Friday, August 21, 2015

Theater of the Field

It feels like summer is slipping away.

I figure tonight's outdoor movie may the last of the season. After last night's 3 a.m. bedtime, I thought I'd take a quick nap before the film, only to wake up at 7:15 to fading daylight. Given the cooler temperature, I made sure to bring a sweater to the movie. Say it isn't so, summer.

I stopped by Tarrant's to-go on my way to Tredegar, in need of some fried chicken for a movie snack and wound up running into the new bride of a favorite bartender. We lamented August's rush to September and how we still want more time at the beach and river.

From last month's Starry Night Cinema Lawn Chair Series I'd learned that I didn't need to tote along my lawn chair and instead took one of the folding chairs set up in the grassy field above the iron works to enjoy my chicken dinner and the lights of downtown.

Last time, it was after 9 before it was dark enough to begin the film but not so tonight (sniff), I'm afraid. I'd barely wiped the grease off my fingers when the documentary "Evolution of a Criminal" was introduced.

I've been an avowed documentary dork for longer than I can remember, but I've never seen a documentary where the filmmaker (Darius Clark Monroe) is also the subject of the film. It can be a tad disconcerting to watch as subjects in the film answer Monroe's questions about his youthful bad behavior directly to him.

And what bad behavior! By age 16, his parents are in such dire financial straits that the teenager decides to get a couple friends to help him rob a bank to help his family's situation. Only a teenager could decide on such a foolish plan and not see the million red flags waving.

So of course they're eventually caught and Monroe is sentenced to five years in jail at age 17. It's tragic, but it's only right. The kid did rob a band, terrorizing customers with a gun and leaving with $140,000.

Interviewing his parents, grandmother, cousins, schoolmates and teachers, he asks the hard questions about who he was and if they ever expected such behavior out of him (no one had). One aunt admits that six people in their extended family have been to jail, so maybe it's in the kid's blood.

Still, it's unnerving to have a subject talk to the camera using the pronoun "you" as they share their memories with Monroe. When he talks about his time in prison, he says it's the mundane stuff he misses: washing dishes, taking out trash, smiling at his parents. It's intensely moving stuff.

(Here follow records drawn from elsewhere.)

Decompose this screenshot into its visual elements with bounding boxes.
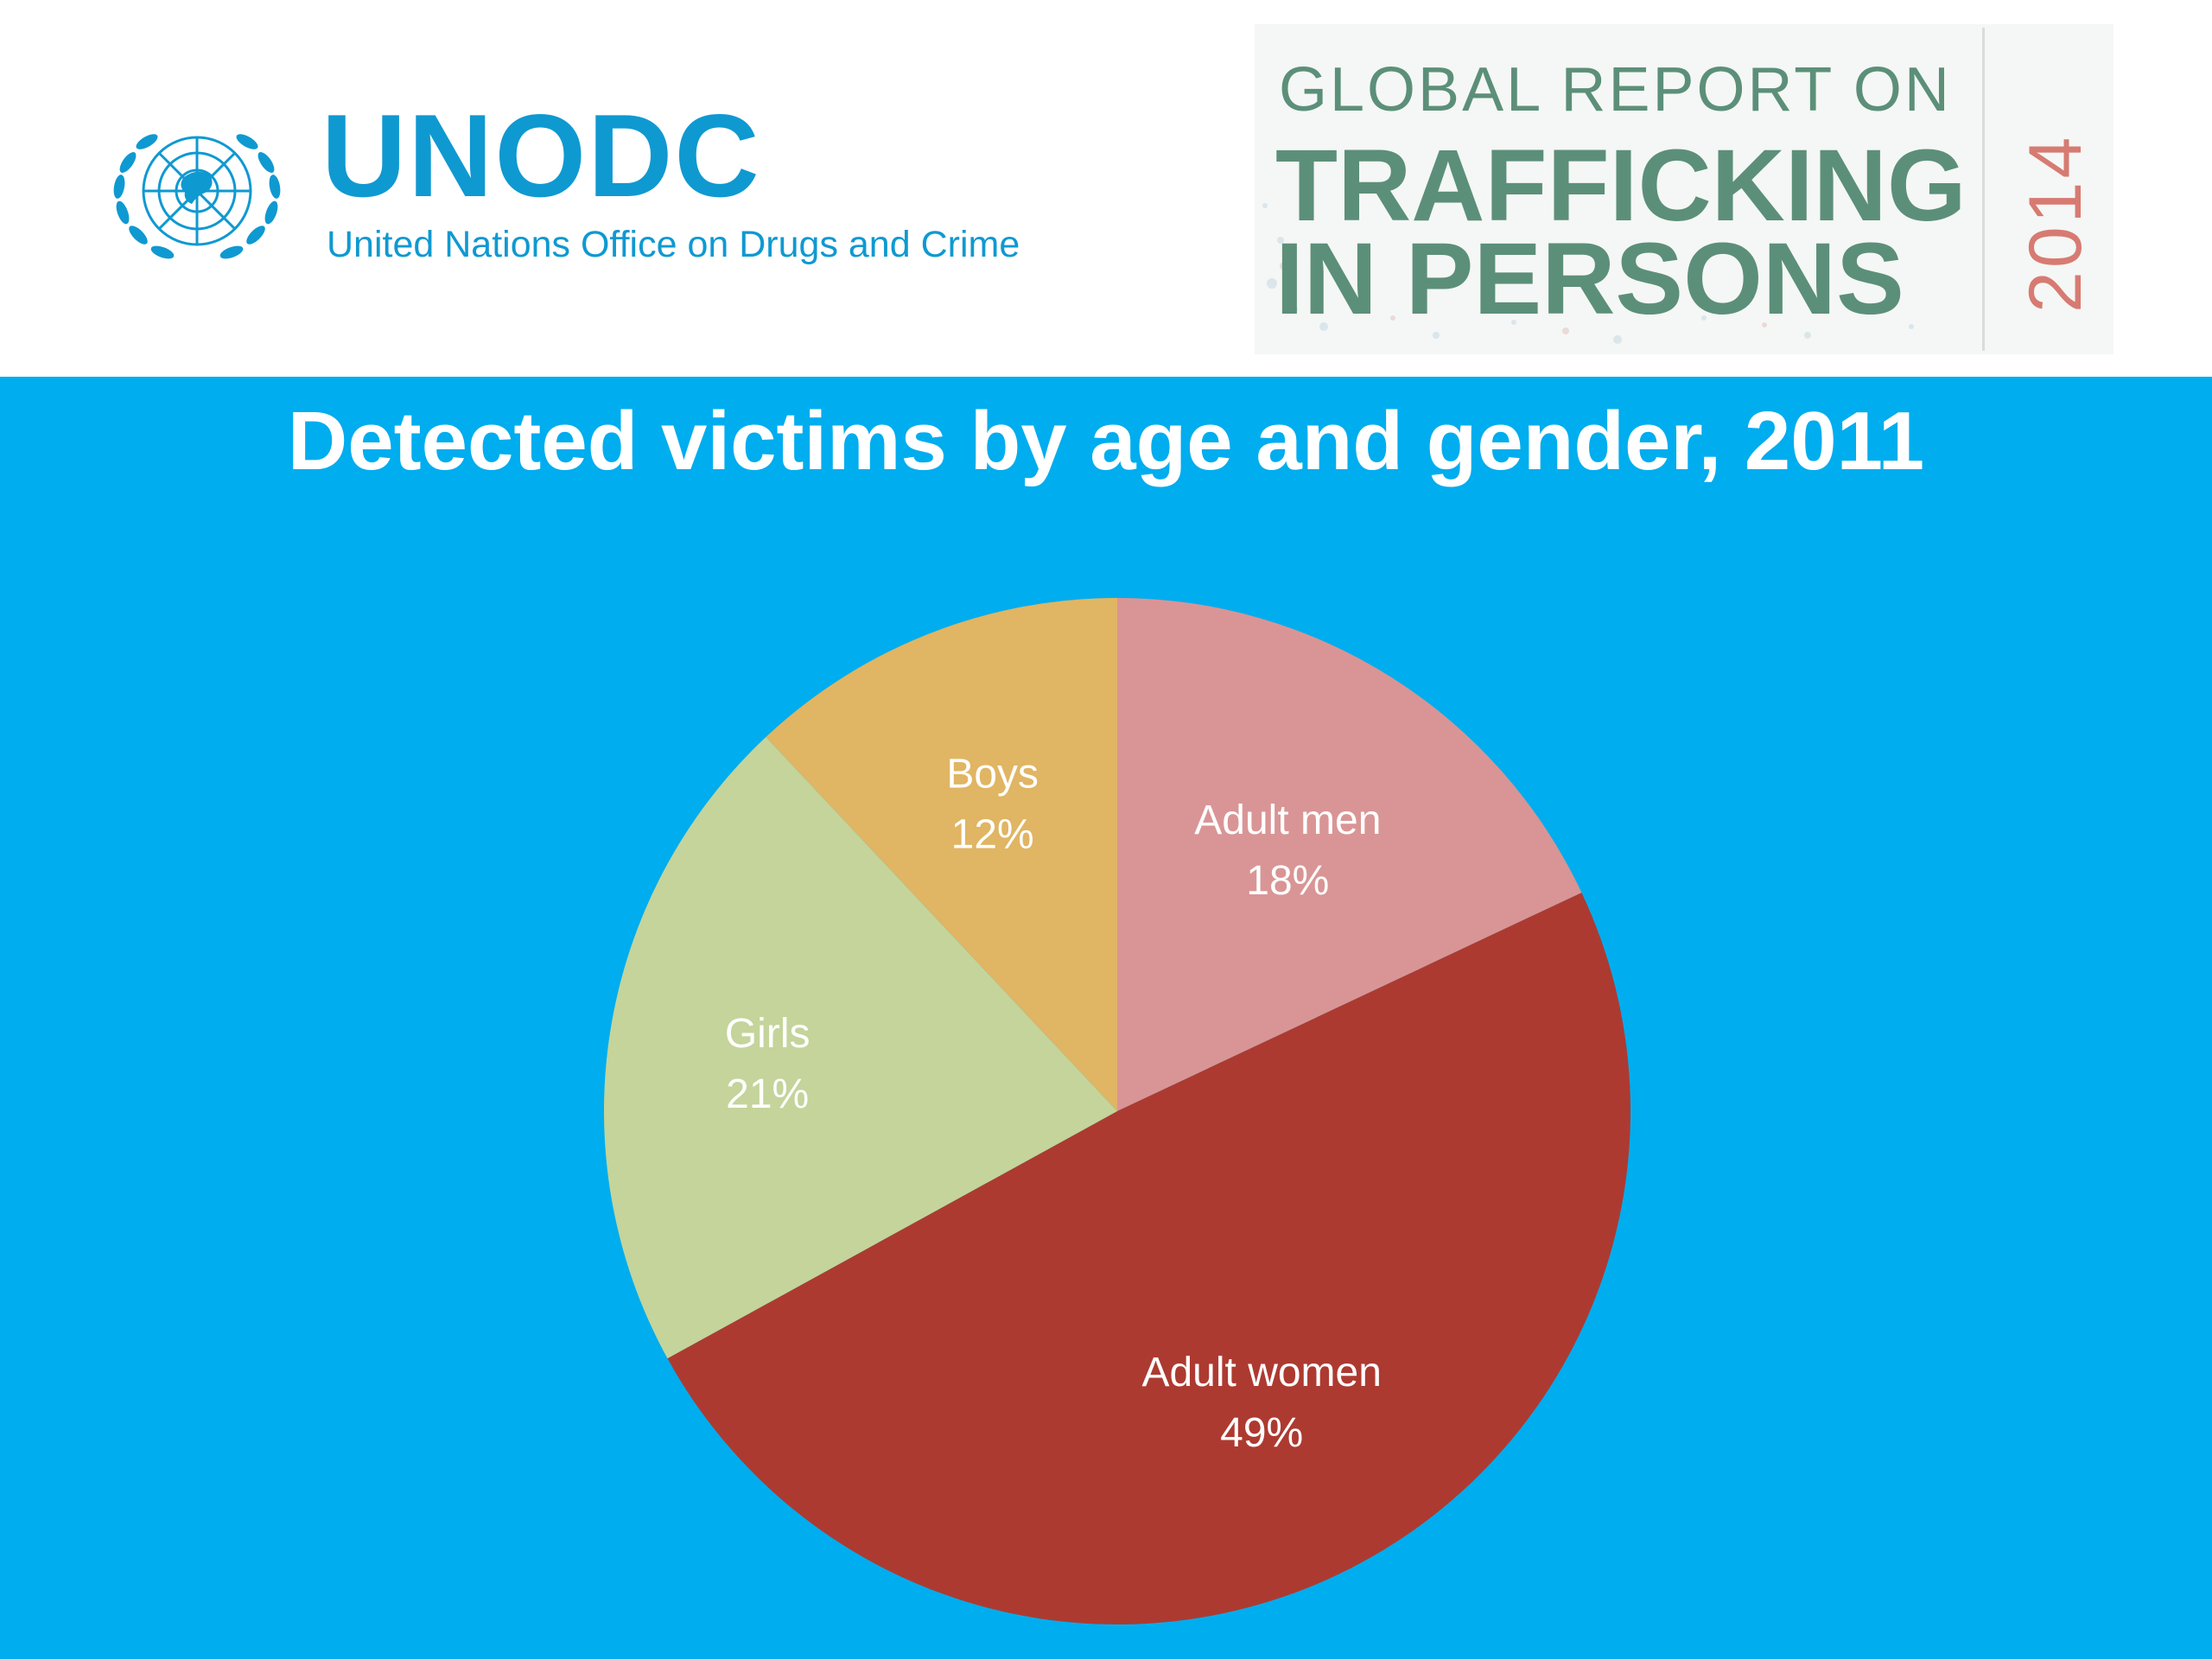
slice-value-boys: 12%: [951, 811, 1034, 857]
report-year: 2014: [2014, 133, 2097, 313]
chart-title: Detected victims by age and gender, 2011: [287, 395, 1925, 487]
report-background-texture: [1262, 203, 1914, 344]
header: UNODC United Nations Office on Drugs and…: [0, 0, 2212, 377]
pie-chart: Adult men 18% Adult women 49% Girls 21% Boys 12…: [603, 598, 1631, 1625]
pie-slice-boys: [766, 598, 1117, 1111]
slice-label-girls: Girls: [725, 1011, 810, 1057]
un-emblem-icon: [113, 134, 281, 259]
pie-slice-adult-women: [667, 893, 1631, 1625]
slice-label-adult-women: Adult women: [1141, 1350, 1381, 1395]
report-title-line-3: IN PERSONS: [1275, 222, 1904, 336]
slice-value-girls: 21%: [726, 1071, 809, 1117]
org-acronym: UNODC: [321, 90, 761, 221]
slice-label-adult-men: Adult men: [1194, 798, 1381, 843]
org-full-name: United Nations Office on Drugs and Crime: [327, 224, 1020, 265]
pie-slice-adult-men: [1117, 598, 1582, 1111]
report-banner: GLOBAL REPORT ON TRAFFICKING IN PERSONS …: [1255, 24, 2113, 354]
slice-value-adult-men: 18%: [1246, 858, 1329, 904]
chart-area: Detected victims by age and gender, 2011…: [0, 377, 2212, 1659]
report-divider: [1982, 28, 1985, 351]
pie-slice-girls: [603, 736, 1117, 1359]
report-title-line-2: TRAFFICKING: [1275, 129, 1967, 243]
slice-value-adult-women: 49%: [1220, 1410, 1303, 1456]
report-title-line-1: GLOBAL REPORT ON: [1279, 55, 1952, 124]
slice-label-boys: Boys: [946, 751, 1039, 797]
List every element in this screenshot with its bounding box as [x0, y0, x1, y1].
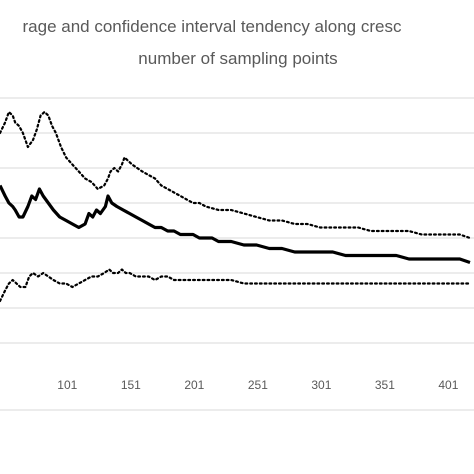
chart-title-line1: rage and confidence interval tendency al…: [23, 17, 402, 36]
x-tick-label: 201: [184, 378, 204, 392]
lower-bound-line: [0, 268, 472, 303]
x-tick-label: 151: [121, 378, 141, 392]
upper-bound-line: [0, 110, 472, 240]
average-line: [0, 184, 471, 265]
x-tick-label: 301: [311, 378, 331, 392]
series-group: [0, 110, 472, 303]
chart-title-line2: number of sampling points: [138, 49, 337, 68]
x-tick-label: 101: [57, 378, 77, 392]
gridlines: [0, 97, 474, 411]
x-tick-label: 401: [438, 378, 458, 392]
x-tick-label: 351: [375, 378, 395, 392]
x-tick-label: 251: [248, 378, 268, 392]
x-tick-labels: 101 151 201 251 301 351 401: [57, 378, 458, 392]
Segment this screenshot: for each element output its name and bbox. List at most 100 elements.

But the best part of the story is that he gets his GED while in prison and when he gets out, he applies to NYU, having decided he wants to be a filmmaker and tell his story. For the record, he does not mention his prior convict status when he applies to the school.

Later he interviews some of his film professors, asking if they'd have treated him differently if they'd known. Sadly, they say the answer is probably, yes. The white, Texan district attorney who prosecuted him says she's happy he's turned his life around for now, but she won't believe it's true until he's 50 and still out of trouble. Ouch. Talk about racial profiling.

Call me gullible, but I saw a straight A kid who took honors classes and was psychologically affected by his family's poverty, making a stupid uninformed decision to "fix" the situation at a point in his young life when he wasn't capable of making truly thoughtful choices. After tonight, I also saw a gifted filmmaker, one I'm curious to see develop other stories beyond his own cautionary tale.

Afrikana Film Festival had chosen another outstanding offering by a black filmmaker, one I wouldn't have seen if they hadn't brought it to town.

Part of the charm of an outdoor movie is not being hemmed in by four walls while watching. Midway through tonight's film, fireworks began exploding over near Oregon Hill. A long freight train chugged along the river, its screeching competing with the movie's soundtrack. Someone sent four lit sky lanterns burning orange and sparkly soaring into the black sky.

Walking back to my car, I saw people walking along the riverfront under a clear sky and a yellow wedge of a moon. Realizing that nights this lovely are to be enjoyed while we still can, I joined them.

Gather ye summer nights while ye may. Color me wistful to see another warm season on its way out.